I voted for imagination, but you also have to know crap. Do you know how annoying it is to ask the crystallography professor why the reciprocal space is the fourier transform of real space and get a non-answer, or, asking the inorganic professor if two improper rotations of order 6 product up to a rotation of order 3 and getting “I’m just a poor southern boy” as an answer.
grammar, and spellig, hopefully, are not, necessary skills;
I just came across this pic from paul’s chembark blog… best pic ever.

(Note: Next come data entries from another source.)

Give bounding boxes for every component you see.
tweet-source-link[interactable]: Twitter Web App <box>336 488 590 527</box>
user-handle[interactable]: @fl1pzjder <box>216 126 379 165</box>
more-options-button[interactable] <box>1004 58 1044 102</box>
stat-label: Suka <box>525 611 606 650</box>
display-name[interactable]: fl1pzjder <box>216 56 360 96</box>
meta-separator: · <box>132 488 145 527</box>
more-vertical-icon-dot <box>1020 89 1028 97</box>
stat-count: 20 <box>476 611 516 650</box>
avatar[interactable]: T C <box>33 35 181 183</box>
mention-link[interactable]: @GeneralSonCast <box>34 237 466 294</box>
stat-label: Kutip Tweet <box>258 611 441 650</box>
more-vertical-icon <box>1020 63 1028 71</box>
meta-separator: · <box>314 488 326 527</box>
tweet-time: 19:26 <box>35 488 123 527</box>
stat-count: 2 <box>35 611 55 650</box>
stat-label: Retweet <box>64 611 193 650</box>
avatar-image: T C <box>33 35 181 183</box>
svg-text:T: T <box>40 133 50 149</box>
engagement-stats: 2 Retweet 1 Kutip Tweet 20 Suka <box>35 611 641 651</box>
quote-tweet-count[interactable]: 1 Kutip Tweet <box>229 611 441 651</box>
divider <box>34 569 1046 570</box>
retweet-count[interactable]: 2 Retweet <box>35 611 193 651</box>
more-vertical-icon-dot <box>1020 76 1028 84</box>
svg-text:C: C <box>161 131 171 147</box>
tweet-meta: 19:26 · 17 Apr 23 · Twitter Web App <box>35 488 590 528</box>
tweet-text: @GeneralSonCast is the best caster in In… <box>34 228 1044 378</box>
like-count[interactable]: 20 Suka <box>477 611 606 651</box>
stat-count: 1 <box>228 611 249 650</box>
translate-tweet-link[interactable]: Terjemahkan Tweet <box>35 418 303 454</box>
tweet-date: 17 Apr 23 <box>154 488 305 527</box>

here’s the dude that puts both traits together:
http://chemistry.berkeley.edu/...../toste.jpg
His awesomeness knows no bounds.
In Organic Chemistry, we tend to forget about the importance of MEMORY. The best way to impress people and make everyone think you’re a freakin’ genius is to remember reactions you’ve only seen once, and 4 years ago, while recovering from a hangover. THAT will make people respect you, even if you can’t have any creative ideas and all your research projects are about “enantioselective additions of diethylzinc to benzaldehyde”.
That’s so true.
GRE and IQ the straight dope. Neehaw.
IQ is not the ability to learn or anything else in particular. Here’s what it is. When Binet started the whole intelligence testing racket he discovered that almost whatever the test that test correlated positively with every other test. When the tests that correlated the most with one another and were most reliable were taken from a host of trail tests and put together the first IQ test was born.
Each of you has as many IQs as there are IQ tests. BUT. All your scores will be close to each other in percentile terms.
The Raven’s Progressive Matrices, Stanford-Binet, Wechsler, etc. all correlate with each other and each is accorded the status of intelligence tests ONLY because of this correlation.
AND the SAT, GRE, LSAT, and all the rest have as strong a correlation with these self-described IQ tests as any one of them has with the rest. In other words, they’re IQ tests.